Throughout February, state humanities councils will host events across the country to commemorate Black History Month. These events are made possible by federal funding through the National Endowment for the Humanities’ Federal/State Partnership. State councils also receive funding from private donations, foundations, corporations, and, in some cases, state governments. Here are a few upcoming events:
- The Colorado Humanities Council will host Black History Live from February 3rd to 8th at locations throughout the state. They will feature Chautauqua scholar Charles Everett Pace’s portrayal of Malcolm X, which explains how a “marginalized outsider became an influential insider.”

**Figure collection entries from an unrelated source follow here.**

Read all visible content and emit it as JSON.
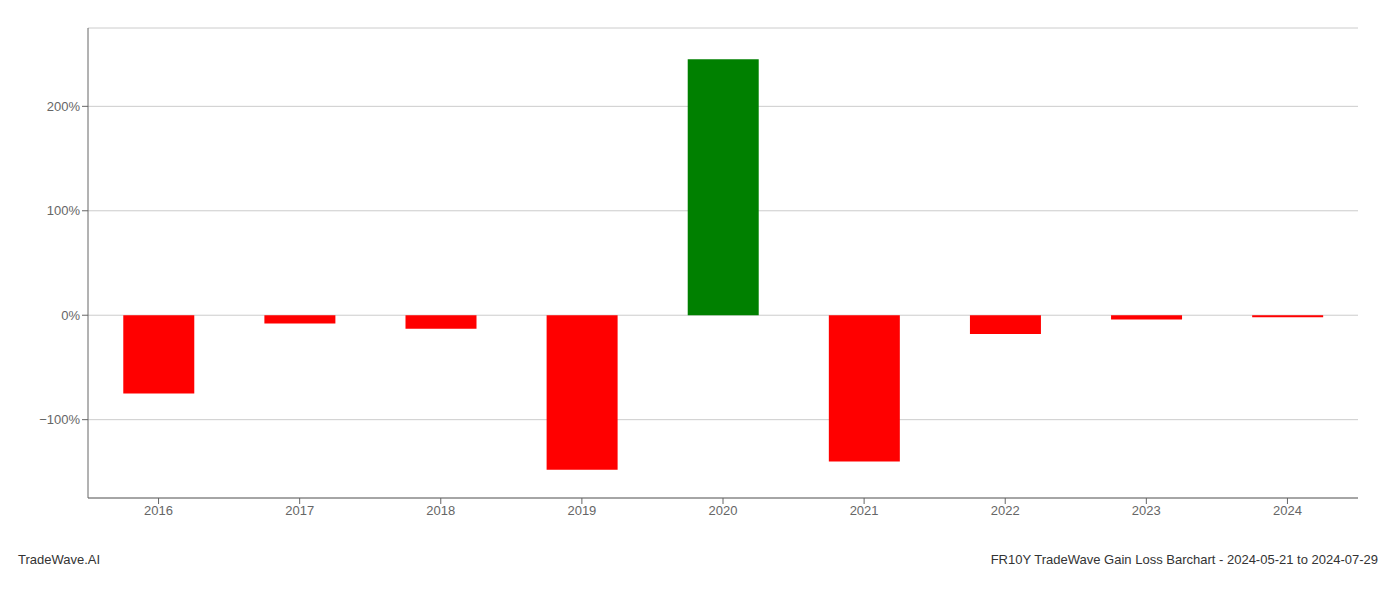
{
  "chart_data": {
    "type": "bar",
    "categories": [
      "2016",
      "2017",
      "2018",
      "2019",
      "2020",
      "2021",
      "2022",
      "2023",
      "2024"
    ],
    "values": [
      -75,
      -8,
      -13,
      -148,
      245,
      -140,
      -18,
      -4,
      -2
    ],
    "colors": [
      "#ff0000",
      "#ff0000",
      "#ff0000",
      "#ff0000",
      "#008000",
      "#ff0000",
      "#ff0000",
      "#ff0000",
      "#ff0000"
    ],
    "ylim": [
      -175,
      275
    ],
    "yticks": [
      {
        "value": -100,
        "label": "−100%"
      },
      {
        "value": 0,
        "label": "0%"
      },
      {
        "value": 100,
        "label": "100%"
      },
      {
        "value": 200,
        "label": "200%"
      }
    ],
    "grid": true,
    "annotations": [
      "TradeWave.AI",
      "FR10Y TradeWave Gain Loss Barchart - 2024-05-21 to 2024-07-29"
    ]
  }
}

- On February 15th and 26th the Pennsylvania Humanities Council will host an event called The Underground Railroad in Quilts. The event will highlight the debate between historians as to whether or not slaves used quilts to pass along information that would help guide escaping slaves on their way to freedom. Authentic 19th century quilts as well as reproductions will be displayed, to help the general public explore the messages that the quilts may have conveyed.
- Humanities Tennessee will open an exhibit at the Tennessee State Museum titled Slaves and Slaveholders of Wessyngton Plantation. The exhibit, which opens February 11th, will examine one of the largest tobacco plantations in the country and highlight the varying experiences of its slaves.
- From February 1st-March 31st, the Avon Historical Society in conjunction with the Connecticut Humanities Council will launch an exhibit, Pioneers of the Liberty Race-The CT 29th Colored Infantry, which will focus on the role African-American men and women played in the Civil War. The exhibit will spotlight the role of the Connecticut 29th Colored Regiment and Private Leverett Holden (who served in it).